When you want to build muscle you should complete fewer HIIT reps, but make sure to complete them at an intensity that is as high as you can make it. You want to complete the session and feel like you could not have completed another 30 second rep. For this muscle building workout complete the following: 40 second low intensity jog, or 40 seconds of standing still, followed by 20 seconds of maximum intensity sprint. Repeat this all 7 more times. You can complete this workout on a treadmill or on any other piece of equipment that takes your fancy- just make sure that you can go all out during the max effort reps.
#6: Best HIIT Workout for the elderly (Over 50’s)
Even as you get slightly older there is no reason why HIIT should not form a part of your exercise routine as HIIT is great for boosting strength, mobility, endurance and overall health.
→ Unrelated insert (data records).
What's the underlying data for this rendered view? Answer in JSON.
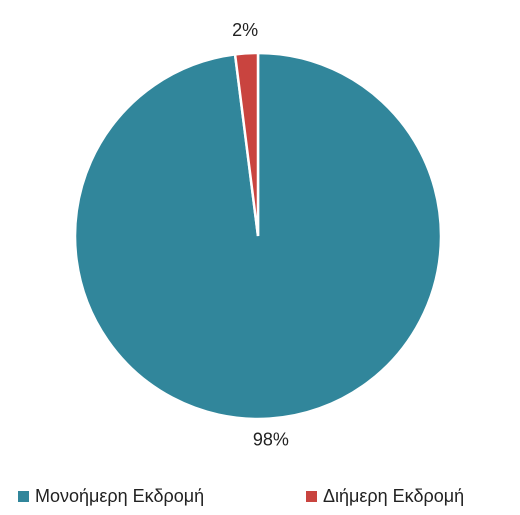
{
  "chart_data": {
    "type": "pie",
    "categories": [
      "Μονοήμερη Εκδρομή",
      "Διήμερη Εκδρομή"
    ],
    "values": [
      98,
      2
    ],
    "value_labels": [
      "98%",
      "2%"
    ],
    "colors": [
      "#31869b",
      "#c9443f"
    ],
    "legend": "bottom"
  }
}
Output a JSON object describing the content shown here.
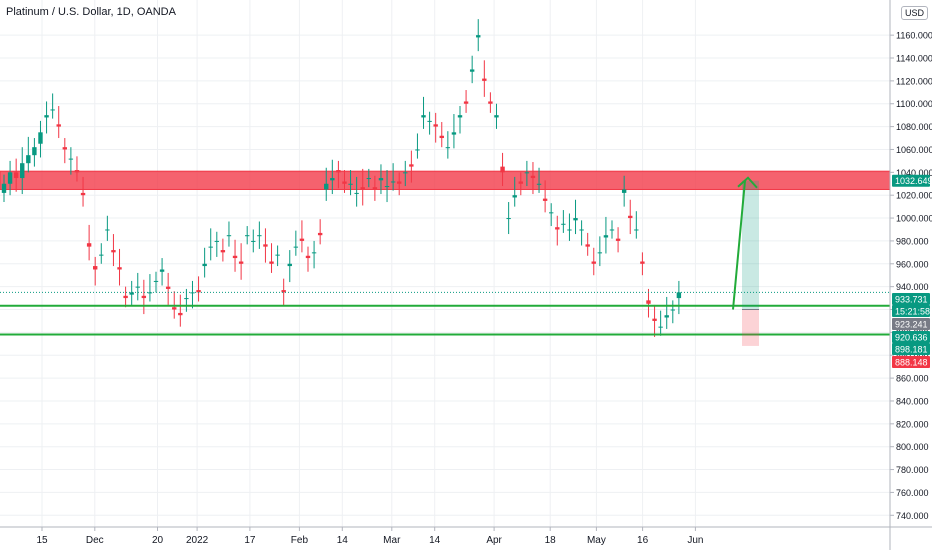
{
  "chart_title": "Platinum / U.S. Dollar, 1D, OANDA",
  "currency_label": "USD",
  "chart_data": {
    "type": "candlestick",
    "title": "Platinum / U.S. Dollar, 1D, OANDA",
    "ylim": [
      735,
      1175
    ],
    "y_ticks": [
      740,
      760,
      780,
      800,
      820,
      840,
      860,
      880,
      900,
      920,
      940,
      960,
      980,
      1000,
      1020,
      1040,
      1060,
      1080,
      1100,
      1120,
      1140,
      1160
    ],
    "y_tick_labels": [
      "740.000",
      "760.000",
      "780.000",
      "800.000",
      "820.000",
      "840.000",
      "860.000",
      "880.000",
      "900.000",
      "920.000",
      "940.000",
      "960.000",
      "980.000",
      "1000.000",
      "1020.000",
      "1040.000",
      "1060.000",
      "1080.000",
      "1100.000",
      "1120.000",
      "1140.000",
      "1160.000"
    ],
    "x_ticks": [
      {
        "label": "15",
        "date": "2021-11-15"
      },
      {
        "label": "Dec",
        "date": "2021-12-01"
      },
      {
        "label": "20",
        "date": "2021-12-20"
      },
      {
        "label": "2022",
        "date": "2022-01-01"
      },
      {
        "label": "17",
        "date": "2022-01-17"
      },
      {
        "label": "Feb",
        "date": "2022-02-01"
      },
      {
        "label": "14",
        "date": "2022-02-14"
      },
      {
        "label": "Mar",
        "date": "2022-03-01"
      },
      {
        "label": "14",
        "date": "2022-03-14"
      },
      {
        "label": "Apr",
        "date": "2022-04-01"
      },
      {
        "label": "18",
        "date": "2022-04-18"
      },
      {
        "label": "May",
        "date": "2022-05-02"
      },
      {
        "label": "16",
        "date": "2022-05-16"
      },
      {
        "label": "Jun",
        "date": "2022-06-01"
      }
    ],
    "closes": [
      1030,
      1040,
      1035,
      1048,
      1055,
      1062,
      1075,
      1090,
      1095,
      1080,
      1060,
      1052,
      1040,
      1020,
      975,
      955,
      968,
      990,
      970,
      955,
      930,
      935,
      940,
      930,
      935,
      945,
      955,
      938,
      920,
      915,
      930,
      935,
      935,
      960,
      975,
      980,
      970,
      985,
      965,
      960,
      985,
      980,
      985,
      975,
      960,
      968,
      935,
      960,
      975,
      980,
      965,
      970,
      985,
      1030,
      1035,
      1040,
      1030,
      1030,
      1022,
      1025,
      1035,
      1025,
      1035,
      1028,
      1032,
      1030,
      1040,
      1045,
      1060,
      1090,
      1085,
      1080,
      1070,
      1062,
      1075,
      1090,
      1100,
      1130,
      1160,
      1120,
      1100,
      1090,
      1040,
      1000,
      1020,
      1030,
      1040,
      1035,
      1030,
      1015,
      1005,
      990,
      995,
      990,
      1000,
      990,
      975,
      960,
      970,
      985,
      990,
      980,
      1025,
      1000,
      990,
      960,
      925,
      910,
      905,
      915,
      920,
      935
    ],
    "opens": [
      1022,
      1030,
      1040,
      1035,
      1048,
      1055,
      1065,
      1088,
      1095,
      1082,
      1062,
      1052,
      1042,
      1022,
      978,
      958,
      968,
      990,
      972,
      957,
      932,
      933,
      940,
      932,
      935,
      945,
      953,
      940,
      922,
      917,
      930,
      935,
      937,
      958,
      975,
      980,
      972,
      985,
      967,
      962,
      985,
      980,
      985,
      977,
      962,
      968,
      937,
      958,
      975,
      982,
      967,
      970,
      987,
      1025,
      1033,
      1042,
      1032,
      1030,
      1022,
      1027,
      1035,
      1027,
      1033,
      1028,
      1032,
      1032,
      1040,
      1047,
      1060,
      1088,
      1085,
      1082,
      1072,
      1062,
      1073,
      1088,
      1102,
      1128,
      1158,
      1122,
      1102,
      1088,
      1045,
      1000,
      1018,
      1032,
      1040,
      1037,
      1030,
      1017,
      1005,
      992,
      995,
      990,
      998,
      990,
      977,
      962,
      970,
      983,
      990,
      982,
      1022,
      1002,
      990,
      962,
      928,
      912,
      905,
      913,
      920,
      930
    ],
    "high": 1175,
    "low": 906,
    "resistance_zone": {
      "low": 1025,
      "high": 1041,
      "color": "#f23645"
    },
    "support_lines": [
      923.241,
      898.181
    ],
    "projection": {
      "from": 920,
      "to": 1032.649,
      "color": "#089981"
    },
    "price_tags": [
      {
        "label": "1032.649",
        "color": "#089981"
      },
      {
        "label": "933.731",
        "color": "#089981"
      },
      {
        "label": "15:21:58",
        "color": "#089981"
      },
      {
        "label": "923.241",
        "color": "#787b86"
      },
      {
        "label": "920.636",
        "color": "#089981"
      },
      {
        "label": "898.181",
        "color": "#089981"
      },
      {
        "label": "888.148",
        "color": "#f23645"
      }
    ],
    "up_color": "#089981",
    "down_color": "#f23645"
  }
}
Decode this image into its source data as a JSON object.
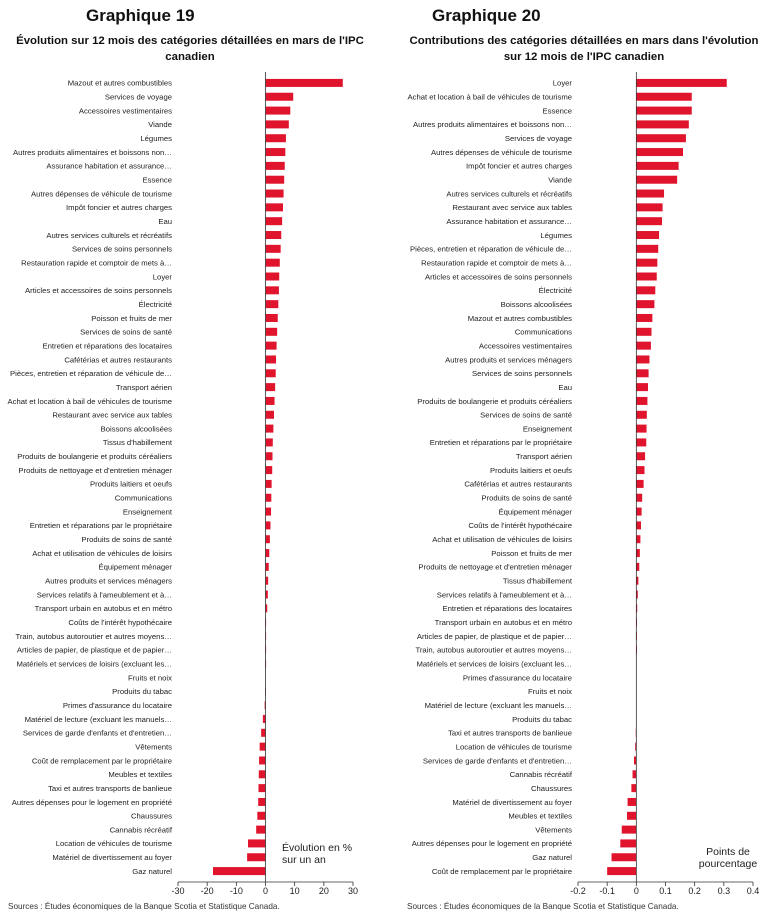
{
  "colors": {
    "bar": "#e0142c",
    "axis": "#333333",
    "text": "#222222"
  },
  "chart_data": [
    {
      "type": "bar",
      "orientation": "horizontal",
      "title": "Graphique 19",
      "subtitle": "Évolution sur 12 mois des catégories détaillées en mars de l'IPC canadien",
      "unit_label": "Évolution en % sur un an",
      "source": "Sources : Études économiques de la Banque Scotia et Statistique Canada.",
      "xlim": [
        -30,
        30
      ],
      "xticks": [
        "-30",
        "-20",
        "-10",
        "0",
        "10",
        "20",
        "30"
      ],
      "xtick_values": [
        -30,
        -20,
        -10,
        0,
        10,
        20,
        30
      ],
      "grid": false,
      "categories": [
        "Mazout et autres combustibles",
        "Services de voyage",
        "Accessoires vestimentaires",
        "Viande",
        "Légumes",
        "Autres produits alimentaires et boissons non…",
        "Assurance habitation et assurance…",
        "Essence",
        "Autres dépenses de véhicule de tourisme",
        "Impôt foncier et autres charges",
        "Eau",
        "Autres services culturels et récréatifs",
        "Services de soins personnels",
        "Restauration rapide et comptoir de mets à…",
        "Loyer",
        "Articles et accessoires de soins personnels",
        "Électricité",
        "Poisson et fruits de mer",
        "Services de soins de santé",
        "Entretien et réparations des locataires",
        "Cafétérias et autres restaurants",
        "Pièces, entretien et réparation de véhicule de…",
        "Transport aérien",
        "Achat et location à bail de véhicules de tourisme",
        "Restaurant avec service aux tables",
        "Boissons alcoolisées",
        "Tissus d'habillement",
        "Produits de boulangerie et produits céréaliers",
        "Produits de nettoyage et d'entretien ménager",
        "Produits laitiers et oeufs",
        "Communications",
        "Enseignement",
        "Entretien et réparations par le propriétaire",
        "Produits de soins de santé",
        "Achat et utilisation de véhicules de loisirs",
        "Équipement ménager",
        "Autres produits et services ménagers",
        "Services relatifs à l'ameublement et à…",
        "Transport urbain en autobus et en métro",
        "Coûts de l'intérêt hypothécaire",
        "Train, autobus autoroutier et autres moyens…",
        "Articles de papier, de plastique et de papier…",
        "Matériels et services de loisirs (excluant les…",
        "Fruits et noix",
        "Produits du tabac",
        "Primes d'assurance du locataire",
        "Matériel de lecture (excluant les manuels…",
        "Services de garde d'enfants et d'entretien…",
        "Vêtements",
        "Coût de remplacement par le propriétaire",
        "Meubles et textiles",
        "Taxi et autres transports de banlieue",
        "Autres dépenses pour le logement en propriété",
        "Chaussures",
        "Cannabis récréatif",
        "Location de véhicules de tourisme",
        "Matériel de divertissement au foyer",
        "Gaz naturel"
      ],
      "values": [
        26.5,
        9.5,
        8.5,
        8.0,
        7.0,
        6.8,
        6.6,
        6.4,
        6.2,
        6.0,
        5.7,
        5.4,
        5.2,
        4.9,
        4.7,
        4.6,
        4.4,
        4.2,
        4.0,
        3.8,
        3.6,
        3.5,
        3.3,
        3.1,
        2.9,
        2.7,
        2.5,
        2.4,
        2.3,
        2.1,
        2.0,
        1.9,
        1.7,
        1.5,
        1.3,
        1.1,
        0.9,
        0.8,
        0.6,
        0.2,
        0.1,
        0.05,
        0.05,
        0.0,
        -0.1,
        -0.3,
        -0.9,
        -1.5,
        -2.0,
        -2.2,
        -2.3,
        -2.4,
        -2.5,
        -2.8,
        -3.2,
        -6.0,
        -6.3,
        -18.0
      ]
    },
    {
      "type": "bar",
      "orientation": "horizontal",
      "title": "Graphique 20",
      "subtitle": "Contributions des catégories détaillées en mars dans l'évolution sur 12 mois de l'IPC canadien",
      "unit_label": "Points de pourcentage",
      "source": "Sources : Études économiques de la Banque Scotia et Statistique Canada.",
      "xlim": [
        -0.2,
        0.4
      ],
      "xticks": [
        "-0.2",
        "-0.1",
        "0",
        "0.1",
        "0.2",
        "0.3",
        "0.4"
      ],
      "xtick_values": [
        -0.2,
        -0.1,
        0,
        0.1,
        0.2,
        0.3,
        0.4
      ],
      "grid": false,
      "categories": [
        "Loyer",
        "Achat et location à bail de véhicules de tourisme",
        "Essence",
        "Autres produits alimentaires et boissons non…",
        "Services de voyage",
        "Autres dépenses de véhicule de tourisme",
        "Impôt foncier et autres charges",
        "Viande",
        "Autres services culturels et récréatifs",
        "Restaurant avec service aux tables",
        "Assurance habitation et assurance…",
        "Légumes",
        "Pièces, entretien et réparation de véhicule de…",
        "Restauration rapide et comptoir de mets à…",
        "Articles et accessoires de soins personnels",
        "Électricité",
        "Boissons alcoolisées",
        "Mazout et autres combustibles",
        "Communications",
        "Accessoires vestimentaires",
        "Autres produits et services ménagers",
        "Services de soins personnels",
        "Eau",
        "Produits de boulangerie et produits céréaliers",
        "Services de soins de santé",
        "Enseignement",
        "Entretien et réparations par le propriétaire",
        "Transport aérien",
        "Produits laitiers et oeufs",
        "Cafétérias et autres restaurants",
        "Produits de soins de santé",
        "Équipement ménager",
        "Coûts de l'intérêt hypothécaire",
        "Achat et utilisation de véhicules de loisirs",
        "Poisson et fruits de mer",
        "Produits de nettoyage et d'entretien ménager",
        "Tissus d'habillement",
        "Services relatifs à l'ameublement et à…",
        "Entretien et réparations des locataires",
        "Transport urbain en autobus et en métro",
        "Articles de papier, de plastique et de papier…",
        "Train, autobus autoroutier et autres moyens…",
        "Matériels et services de loisirs (excluant les…",
        "Primes d'assurance du locataire",
        "Fruits et noix",
        "Matériel de lecture (excluant les manuels…",
        "Produits du tabac",
        "Taxi et autres transports de banlieue",
        "Location de véhicules de tourisme",
        "Services de garde d'enfants et d'entretien…",
        "Cannabis récréatif",
        "Chaussures",
        "Matériel de divertissement au foyer",
        "Meubles et textiles",
        "Vêtements",
        "Autres dépenses pour le logement en propriété",
        "Gaz naturel",
        "Coût de remplacement par le propriétaire"
      ],
      "values": [
        0.31,
        0.19,
        0.19,
        0.18,
        0.17,
        0.16,
        0.145,
        0.14,
        0.095,
        0.09,
        0.088,
        0.078,
        0.075,
        0.072,
        0.07,
        0.065,
        0.062,
        0.055,
        0.052,
        0.05,
        0.045,
        0.042,
        0.04,
        0.038,
        0.036,
        0.035,
        0.034,
        0.03,
        0.028,
        0.025,
        0.02,
        0.018,
        0.016,
        0.014,
        0.012,
        0.01,
        0.007,
        0.005,
        0.003,
        0.002,
        0.001,
        0.001,
        0.0,
        0.0,
        0.0,
        0.0,
        0.0,
        -0.002,
        -0.004,
        -0.008,
        -0.013,
        -0.017,
        -0.03,
        -0.032,
        -0.05,
        -0.055,
        -0.085,
        -0.1
      ]
    }
  ]
}
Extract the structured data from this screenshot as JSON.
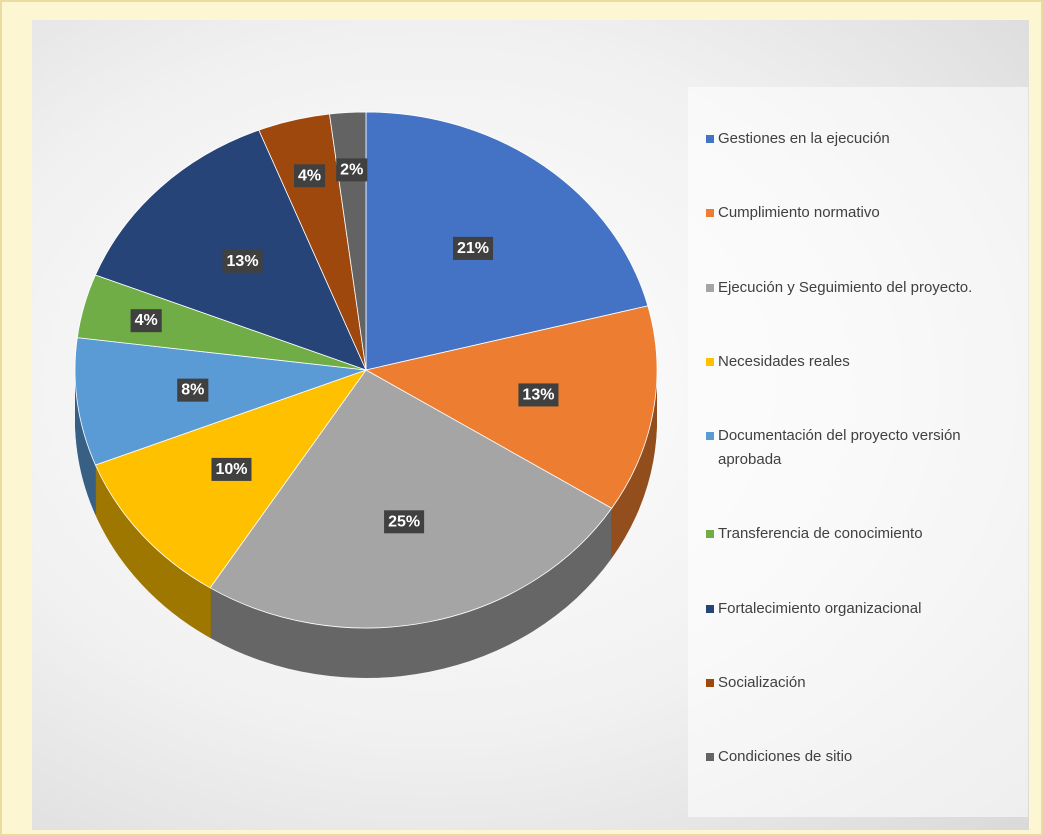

HIIT is also great because it can so easily be adapted for the individual. For example, if you struggle with some exercises because of the impact that they put on your joints then it is easy to switch them out, or amend them in order to ensure that you can complete the session, and reap the rewards.
Alternatively, you could do a HIIT session in the pool consisting of: 8 rounds of 40 second low intensity swim or standing still, followed by 20 seconds of maximum intensity swim or kick sprint, with 1 minute between each round. This pool session is great if you really want to reduce the impact on your joints.
However, if you are capable of an on land session then this is a great HIIT workout that you can complete in less than 30 minutes:
Complete 3 rounds of: punches, side lunges, tricep dips, sumo squats
- Each exercise should be completed for 20 seconds at the maximum effort possible for you
- After each exercise rest for 10 seconds (this can be static recovery, or active i.e. marching on the spot)
- Take 1 minute of recovery between each round (if you feel like you need more recovery to enable you to properly catch your breath and allow you to train at a high intensity then you can take up to 3 minutes of recovery between each round).
HIIT can help you to accomplish your fitness goals. It is an especially great training method if you want to boost fat loss and improve your endurance. HIIT can help you to achieve your results really quickly and this is why HIIT has been gaining in popularity. Of course the results that are gained may vary from person to person but if you follow an 8-week cycle of HIIT in addition to general weight training and good nutrition then you should see great improvements in terms of your fitness as well as significant changes to your body for example in terms of tone, and fat loss. If you are a runner, or any other type of athlete, then HIIT is also great for you as it will help you to perform better in your given sport and boost your endurance to help you outperform your competitors.